Fiscal discipline has also translated into tangible outcomes in terms of deficit reduction. The union government’s fiscal deficit is projected at 4.4% of GDP, while the primary deficit, which excludes interest payments, has fallen sharply to 0.8% of GDP. Nageswaran attributed this achievement to the combination of buoyant tax collections and strategic spending reforms.

On the role of states, he stressed the importance of long-term fiscal sustainability.

“Unconditional transfers do have a short-term role—they put cash in the hands of the public, raise disposable income, and increase spending power. However, sustaining growth will require careful prioritisation so that short-term income support does not erode the very investments on which inclusive medium-term prosperity ultimately rests.”
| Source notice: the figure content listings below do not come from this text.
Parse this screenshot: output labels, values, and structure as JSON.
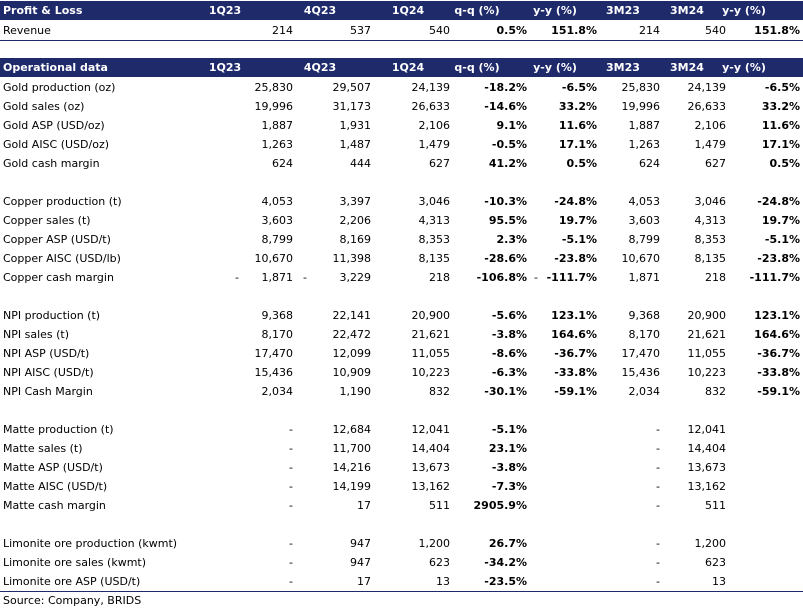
{
  "pl": {
    "header": {
      "title": "Profit & Loss",
      "cols": [
        "1Q23",
        "4Q23",
        "1Q24",
        "q-q (%)",
        "y-y (%)",
        "3M23",
        "3M24",
        "y-y (%)"
      ]
    },
    "rows": [
      {
        "label": "Revenue",
        "v": [
          "214",
          "537",
          "540",
          "0.5%",
          "151.8%",
          "214",
          "540",
          "151.8%"
        ]
      }
    ]
  },
  "ops": {
    "header": {
      "title": "Operational data",
      "cols": [
        "1Q23",
        "4Q23",
        "1Q24",
        "q-q (%)",
        "y-y (%)",
        "3M23",
        "3M24",
        "y-y (%)"
      ]
    },
    "groups": [
      [
        {
          "label": "Gold production (oz)",
          "v": [
            "25,830",
            "29,507",
            "24,139",
            "-18.2%",
            "-6.5%",
            "25,830",
            "24,139",
            "-6.5%"
          ]
        },
        {
          "label": "Gold sales (oz)",
          "v": [
            "19,996",
            "31,173",
            "26,633",
            "-14.6%",
            "33.2%",
            "19,996",
            "26,633",
            "33.2%"
          ]
        },
        {
          "label": "Gold ASP (USD/oz)",
          "v": [
            "1,887",
            "1,931",
            "2,106",
            "9.1%",
            "11.6%",
            "1,887",
            "2,106",
            "11.6%"
          ]
        },
        {
          "label": "Gold AISC (USD/oz)",
          "v": [
            "1,263",
            "1,487",
            "1,479",
            "-0.5%",
            "17.1%",
            "1,263",
            "1,479",
            "17.1%"
          ]
        },
        {
          "label": "Gold cash margin",
          "v": [
            "624",
            "444",
            "627",
            "41.2%",
            "0.5%",
            "624",
            "627",
            "0.5%"
          ]
        }
      ],
      [
        {
          "label": "Copper production (t)",
          "v": [
            "4,053",
            "3,397",
            "3,046",
            "-10.3%",
            "-24.8%",
            "4,053",
            "3,046",
            "-24.8%"
          ]
        },
        {
          "label": "Copper sales (t)",
          "v": [
            "3,603",
            "2,206",
            "4,313",
            "95.5%",
            "19.7%",
            "3,603",
            "4,313",
            "19.7%"
          ]
        },
        {
          "label": "Copper ASP (USD/t)",
          "v": [
            "8,799",
            "8,169",
            "8,353",
            "2.3%",
            "-5.1%",
            "8,799",
            "8,353",
            "-5.1%"
          ]
        },
        {
          "label": "Copper AISC (USD/lb)",
          "v": [
            "10,670",
            "11,398",
            "8,135",
            "-28.6%",
            "-23.8%",
            "10,670",
            "8,135",
            "-23.8%"
          ]
        },
        {
          "label": "Copper cash margin",
          "v": [
            "1,871",
            "3,229",
            "218",
            "-106.8%",
            "-111.7%",
            "1,871",
            "218",
            "-111.7%"
          ],
          "pre1": "-",
          "pre2": "-",
          "pre6": "-"
        }
      ],
      [
        {
          "label": "NPI production (t)",
          "v": [
            "9,368",
            "22,141",
            "20,900",
            "-5.6%",
            "123.1%",
            "9,368",
            "20,900",
            "123.1%"
          ]
        },
        {
          "label": "NPI sales (t)",
          "v": [
            "8,170",
            "22,472",
            "21,621",
            "-3.8%",
            "164.6%",
            "8,170",
            "21,621",
            "164.6%"
          ]
        },
        {
          "label": "NPI ASP (USD/t)",
          "v": [
            "17,470",
            "12,099",
            "11,055",
            "-8.6%",
            "-36.7%",
            "17,470",
            "11,055",
            "-36.7%"
          ]
        },
        {
          "label": "NPI AISC (USD/t)",
          "v": [
            "15,436",
            "10,909",
            "10,223",
            "-6.3%",
            "-33.8%",
            "15,436",
            "10,223",
            "-33.8%"
          ]
        },
        {
          "label": "NPI Cash Margin",
          "v": [
            "2,034",
            "1,190",
            "832",
            "-30.1%",
            "-59.1%",
            "2,034",
            "832",
            "-59.1%"
          ]
        }
      ],
      [
        {
          "label": "Matte production (t)",
          "v": [
            "-",
            "12,684",
            "12,041",
            "-5.1%",
            "",
            "-",
            "12,041",
            ""
          ]
        },
        {
          "label": "Matte sales (t)",
          "v": [
            "-",
            "11,700",
            "14,404",
            "23.1%",
            "",
            "-",
            "14,404",
            ""
          ]
        },
        {
          "label": "Matte ASP (USD/t)",
          "v": [
            "-",
            "14,216",
            "13,673",
            "-3.8%",
            "",
            "-",
            "13,673",
            ""
          ]
        },
        {
          "label": "Matte AISC (USD/t)",
          "v": [
            "-",
            "14,199",
            "13,162",
            "-7.3%",
            "",
            "-",
            "13,162",
            ""
          ]
        },
        {
          "label": "Matte cash margin",
          "v": [
            "-",
            "17",
            "511",
            "2905.9%",
            "",
            "-",
            "511",
            ""
          ]
        }
      ],
      [
        {
          "label": "Limonite ore production (kwmt)",
          "v": [
            "-",
            "947",
            "1,200",
            "26.7%",
            "",
            "-",
            "1,200",
            ""
          ]
        },
        {
          "label": "Limonite ore sales (kwmt)",
          "v": [
            "-",
            "947",
            "623",
            "-34.2%",
            "",
            "-",
            "623",
            ""
          ]
        },
        {
          "label": "Limonite ore ASP (USD/t)",
          "v": [
            "-",
            "17",
            "13",
            "-23.5%",
            "",
            "-",
            "13",
            ""
          ]
        }
      ]
    ]
  },
  "source": "Source: Company, BRIDS"
}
The CEA also highlighted how these fiscal achievements underpin broader economic confidence. “Strong tax performance and prudent fiscal management contributed to India’s triple-B and other credit rating upgrades,” he said, noting the positive signals it sends to global investors.

Complementing revenue mobilisation, tax policy reforms have made compliance easier and more business-friendly. Nageswaran cited the simplification of the Income Tax Act and GST 2.0, which introduced simpler slabs and higher exemptions, as measures that sustain tax buoyancy while encouraging formal economic activity.

In sum, Nageswaran presented a clear narrative linking tax collection, fiscal prudence, and productive expenditure: robust tax revenue, when combined with quality capital spending and disciplined state finances, forms the foundation for India’s sustained growth.